PayPal: Initiating refund for transaction TXN-001
Refund processed.

=== Paying with Stripe ===
Stripe: Charging 4995.0 cents
Payment successful.
Stripe: Reversing charge CHG-456
Refund processed.

Answer: PaymentGateway only talks to PaymentProvider. It has no knowledge of PayPal or Stripe internals. To add a new provider (e.g., Apple Pay), you only need to write a new adapter class — PaymentGateway remains unchanged.

3.9. File System — Composite Pattern (Tutorial 9, Example 3)

Design a file system program using the Composite pattern. Requirements:

• A file is an atomic element with a name.

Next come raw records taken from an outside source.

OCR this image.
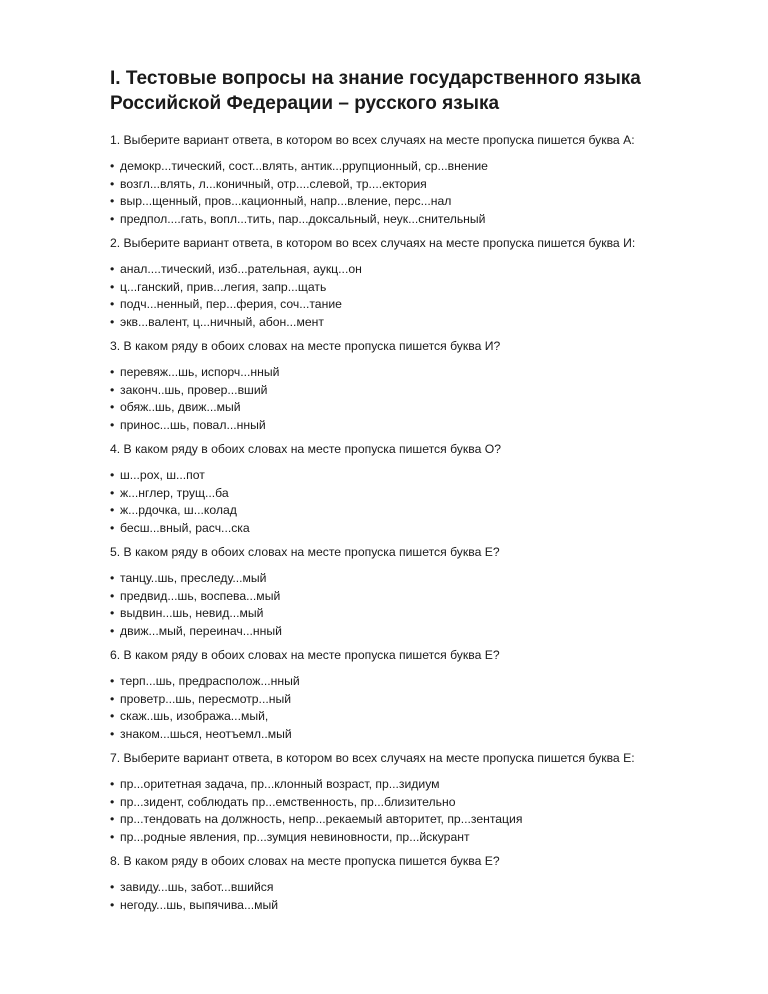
I. Тестовые вопросы на знание государственного языка
Российской Федерации – русского языка
1. Выберите вариант ответа, в котором во всех случаях на месте пропуска пишется буква А:
• демокр...тический, сост...влять, антик...ррупционный, ср...внение
• возгл...влять, л...коничный, отр....слевой, тр....ектория
• выр...щенный, пров...кационный, напр...вление, перс...нал
• предпол....гать, вопл...тить, пар...доксальный, неук...снительный
2. Выберите вариант ответа, в котором во всех случаях на месте пропуска пишется буква И:
• анал....тический, изб...рательная, аукц...он
• ц...ганский, прив...легия, запр...щать
• подч...ненный, пер...ферия, соч...тание
• экв...валент, ц...ничный, абон...мент
3. В каком ряду в обоих словах на месте пропуска пишется буква И?
• перевяж...шь, испорч...нный
• законч..шь, провер...вший
• обяж..шь, движ...мый
• принос...шь, повал...нный
4. В каком ряду в обоих словах на месте пропуска пишется буква О?
• ш...рох, ш...пот
• ж...нглер, трущ...ба
• ж...рдочка, ш...колад
• бесш...вный, расч...ска
5. В каком ряду в обоих словах на месте пропуска пишется буква Е?
• танцу..шь, преследу...мый
• предвид...шь, воспева...мый
• выдвин...шь, невид...мый
• движ...мый, переинач...нный
6. В каком ряду в обоих словах на месте пропуска пишется буква Е?
• терп...шь, предрасполож...нный
• проветр...шь, пересмотр...ный
• скаж..шь, изобража...мый,
• знаком...шься, неотъемл..мый
7. Выберите вариант ответа, в котором во всех случаях на месте пропуска пишется буква Е:
• пр...оритетная задача, пр...клонный возраст, пр...зидиум
• пр...зидент, соблюдать пр...емственность, пр...близительно
• пр...тендовать на должность, непр...рекаемый авторитет, пр...зентация
• пр...родные явления, пр...зумция невиновности, пр...йскурант
8. В каком ряду в обоих словах на месте пропуска пишется буква Е?
• завиду...шь, забот...вшийся
• негоду...шь, выпячива...мый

It has no children.
• A directory can contain both files and subdirectories. It has a name and a list of components.
• The directory class should support adding and removing components.
• Print to the console the name of every directory and file in the file system, starting from the root (use indentation to show depth).
• Show a UML class diagram of your solution.

Click to see the solution

Key Concept: Both File and Directory implement the same FileSystemComponent interface with a print(String indent) method. When Directory.print() is called, it prints its own name and then calls print() on each child — this recursion automatically handles any depth of nesting without the client knowing anything about the tree structure.

UML (described):

«interface»
FileSystemComponent
──────────────────
+ print(indent: String): void
        ▲
        │ implements
┌───────┴────────┐
File          Directory
─ name: String   ─ name: String
+ print(indent)  ─ children: List<FileSystemComponent>
                 + add(FileSystemComponent)
                 + remove(FileSystemComponent)
                 + print(indent)

Implementation:

// FileSystemComponent.java — Component interface
public interface FileSystemComponent {
    void print(String indent);
}

// File.java — Leaf
public class File implements FileSystemComponent {
    private String name;

    public File(String name) {
        this.name = name;
    }

    @Override
    public void print(String indent) {
        System.out.println(indent + "📄 " + name);
    }
}

// Directory.java — Composite
import java.util.ArrayList;
import java.util.List;

public class Directory implements FileSystemComponent {
    private String name;
    private List<FileSystemComponent> children = new ArrayList<>();

    public Directory(String name) {
        this.name = name;
    }

    public void add(FileSystemComponent component) {
        children.add(component);
    }

    public void remove(FileSystemComponent component) {
        children.remove(component);
    }

    @Override
    public void print(String indent) {
        System.out.println(indent + "📁 " + name);
        // Recursively print all children with deeper indentation
        for (FileSystemComponent child : children) {
            child.print(indent + "  ");
        }
    }
}

// Main.java — Client
public class Main {
    public static void main(String[] args) {
        // Build the file system tree
        Directory root = new Directory("root");

        Directory home = new Directory("home");
        Directory user = new Directory("user");
        user.add(new File("resume.pdf"));
        user.add(new File("photo.jpg"));
        home.add(user);

        Directory etc = new Directory("etc");
        etc.add(new File("config.yaml"));
        etc.add(new File("hosts"));

        Directory tmp = new Directory("tmp");
        tmp.add(new File("session_data.tmp"));

        root.add(home);
        root.add(etc);
        root.add(tmp);
        root.add(new File("README.txt"));

        // Print from root — client calls print() once, recursion handles the rest
        root.print("");
    }
}

Expected output:

📁 root
  📁 home
    📁 user
      📄 resume.pdf
      📄 photo.jpg
  📁 etc
    📄 config.yaml
    📄 hosts
  📁 tmp
    📄 session_data.tmp
  📄 README.txt

Answer: The client calls root.print("") exactly once. The Composite pattern handles the recursion transparently — no manual tree traversal, no instanceof checks. Adding a new SymbolicLink leaf class requires zero changes to Directory or Main.